You know this right – stressors build up. And the stuff you thought you could handle (and were handling at the beginning), are now just one of 8 or more bowling balls in your backpack. You betcha lugging that amount of stress around will affect you. That’s about all the stress hormones that your brain is dumping into your body. It will affect your ability to concentrate, to think clearly, your decision making, and your memory. I call it being cognitively compromised. And when you are compromised like this it will affect your energy and motivation for relationships as well as your state of mind and how you come across.
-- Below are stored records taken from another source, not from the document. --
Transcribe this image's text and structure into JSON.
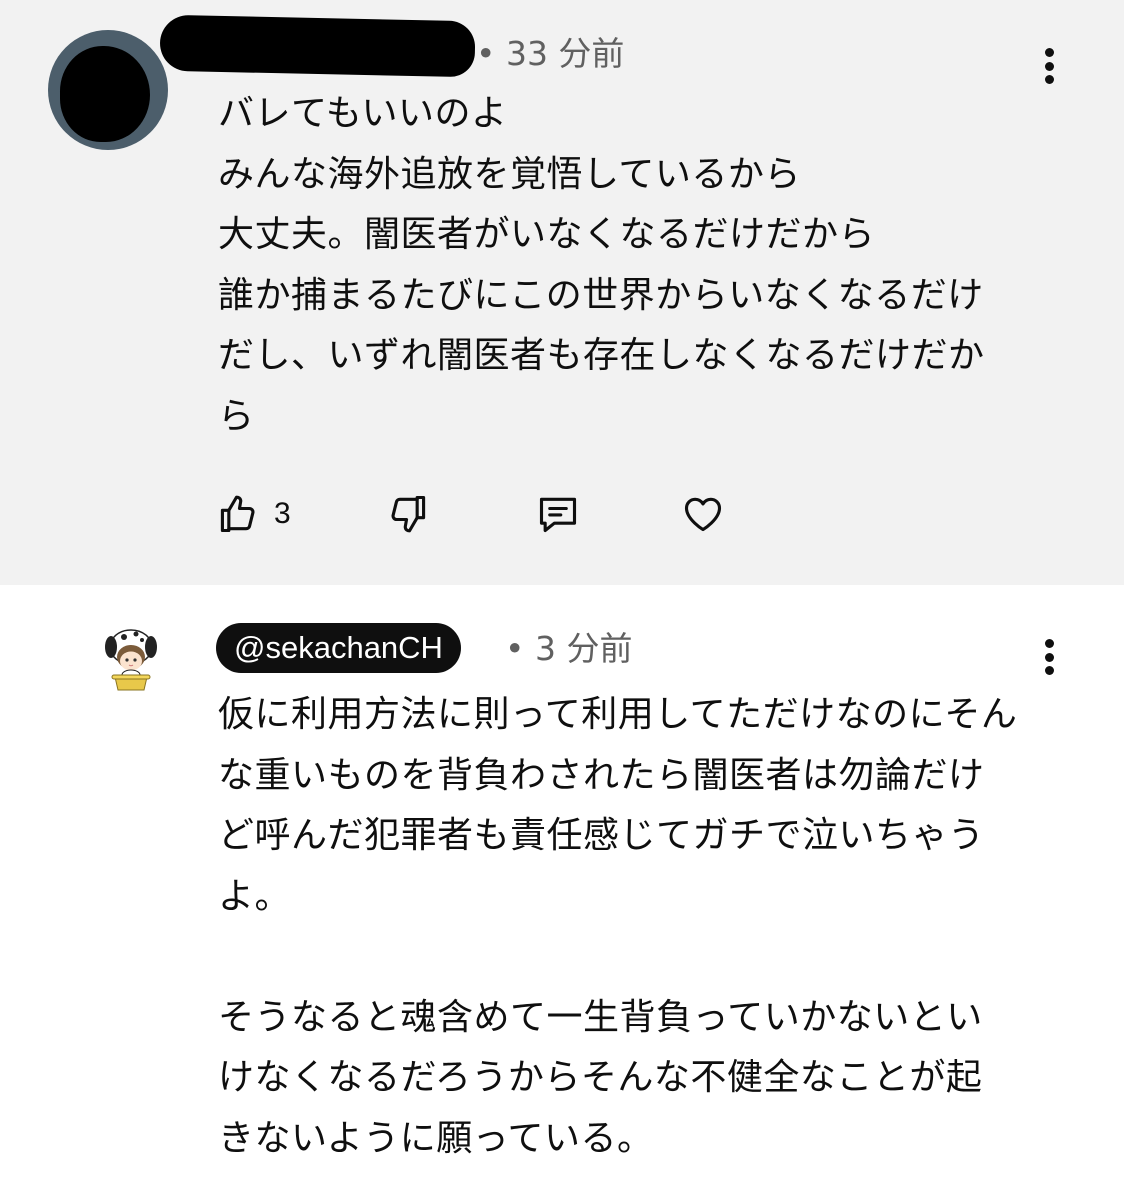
{
  "comments": [
    {
      "author_redacted": true,
      "timestamp": "• 33 分前",
      "text": "バレてもいいのよ\nみんな海外追放を覚悟しているから\n大丈夫。闇医者がいなくなるだけだから\n誰か捕まるたびにこの世界からいなくなるだけだし、いずれ闇医者も存在しなくなるだけだから",
      "like_count": "3",
      "icons": [
        "thumb-up-icon",
        "thumb-down-icon",
        "reply-icon",
        "heart-icon",
        "more-vert-icon"
      ]
    },
    {
      "author_handle": "@sekachanCH",
      "timestamp": "• 3 分前",
      "text": "仮に利用方法に則って利用してただけなのにそんな重いものを背負わされたら闇医者は勿論だけど呼んだ犯罪者も責任感じてガチで泣いちゃうよ。\n\nそうなると魂含めて一生背負っていかないといけなくなるだろうからそんな不健全なことが起きないように願っている。",
      "icons": [
        "more-vert-icon"
      ]
    }
  ],
  "colors": {
    "highlighted_bg": "#f2f2f2",
    "avatar_bg": "#4c5e6b",
    "meta_text": "#606060",
    "chip_bg": "#0f0f0f"
  }
}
All that means that you need to make yourself take a step back. This is probably the hardest part, right? To get yourself to stop and collect yourself. You need this slow down period to give your brain a chance to get out of this mode so you will have the ability to think more clearly. Then, use it. Start thinking creatively, strategically, about trimming from your to do list, enlisting some help, delegating where possible, or shifting your expectations.
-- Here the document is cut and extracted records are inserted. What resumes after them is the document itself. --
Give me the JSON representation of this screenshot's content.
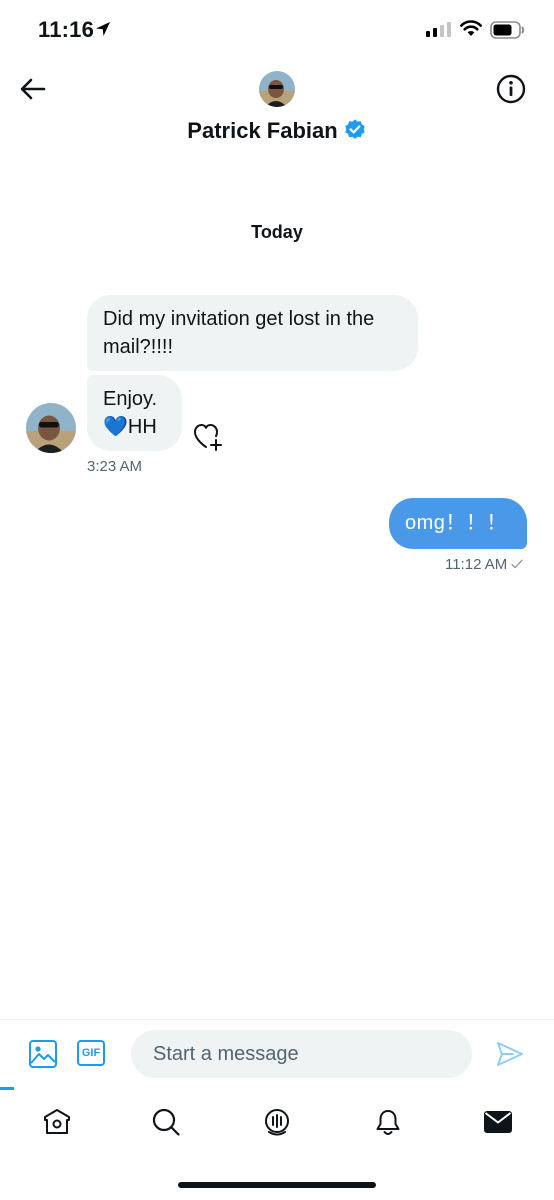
{
  "status_bar": {
    "time": "11:16",
    "icons": [
      "location-arrow-icon",
      "cellular-signal-icon",
      "wifi-icon",
      "battery-icon"
    ]
  },
  "header": {
    "back_icon": "arrow-left-icon",
    "name": "Patrick Fabian",
    "verified": true,
    "info_icon": "info-circle-icon"
  },
  "conversation": {
    "date_divider": "Today",
    "incoming": [
      {
        "text_line1": "Did my invitation get lost in the",
        "text_line2": "mail?!!!!"
      },
      {
        "text_line1": "Enjoy.",
        "emoji": "💙",
        "text_line2": "HH"
      }
    ],
    "incoming_time": "3:23 AM",
    "outgoing": [
      {
        "text": "omg！！！"
      }
    ],
    "outgoing_time": "11:12 AM"
  },
  "composer": {
    "gif_label": "GIF",
    "placeholder": "Start a message",
    "value": ""
  },
  "tab_bar": {
    "items": [
      "home-icon",
      "search-icon",
      "spaces-icon",
      "notifications-icon",
      "messages-icon"
    ],
    "active": "messages-icon"
  },
  "colors": {
    "accent": "#1d9bf0",
    "outgoing_bubble": "#4a99e9",
    "incoming_bubble": "#eff3f4",
    "text_primary": "#0f1419",
    "text_secondary": "#536471"
  }
}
  1. Resentments, hurts or misunderstandings

The third way we can become bored of romance is due to relational discord between the couple. And it doesn’t have to be over big stuff. We could simply be wounded by the fact that my spouse doesn’t pick up their dirty clothes or forgot to text me when they got held up and were going to home late. The reason for this is because these “little” things are really about how we interpret their meaning. When we perceive them as uncaring or rude or even intentional we are going to feel slighted or mistreated. And we will as a result be less motivated to give – to move towards that person. We may nurture an expectation that they need to shape up before we will feel okay about moving towards them (now we are talking about trust). Or we may end up resigning ourself to a conclusion that they don’t care enough about me or that they won’t change and so I give up.

The other side of all this are the things that either have been bigger offenses, or the situation where your spouse is doing hurtful things with intent. Maybe you’ve gotten into game playing in which you both have stored up resentments and take jabs at each other? Maybe it’s gone on so long that neither of you is aware of this dynamic operating? And so this is going on and yet you don’t get why you guys aren’t more affectionate and romantic towards one another. You see, sometimes we just bury this stuff. Oh, maybe we’re trying to be magnanimous and just move on. When in reality, I haven’t let go of it. Or maybe they keep doing it (whatever it is). And by the way, you are likely doing some “it”s as well.
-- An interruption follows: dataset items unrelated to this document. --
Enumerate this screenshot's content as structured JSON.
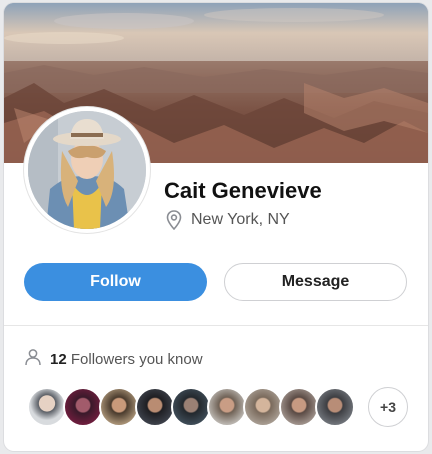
{
  "profile": {
    "name": "Cait Genevieve",
    "location": "New York, NY",
    "location_icon": "map-pin-icon",
    "follow_label": "Follow",
    "message_label": "Message"
  },
  "followers": {
    "count": "12",
    "text": "Followers you know",
    "icon": "user-icon",
    "more_label": "+3",
    "avatar_count": 9
  },
  "colors": {
    "accent": "#3b8fe0",
    "card": "#ffffff",
    "background": "#e9eaec"
  }
}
In this case, what you guys need is some old fashion forgiveness. But that will require you both to dig around inside you first and figure out what you have been bothered about and then to come and express this to one another. But here’s the key. You have to change how you express it. Because you have been expressing, but often not in constructive ways. This time you need to express how you have felt without accusations or requirements for them to change, or threats or whining. Just simply – when this happens I’ve felt this way and thought this way. Here’s how I wish it would go. You get vulnerable. You express your longings. We can’t change other people, but we can invite people to know us and love us.

If you can adjust your expectations, lower your stress build up, and address your resentments, I bet you and your spouse will see an improvement in your connection to one another.

And that may just lead to a non-boring Valentine’s Day next year!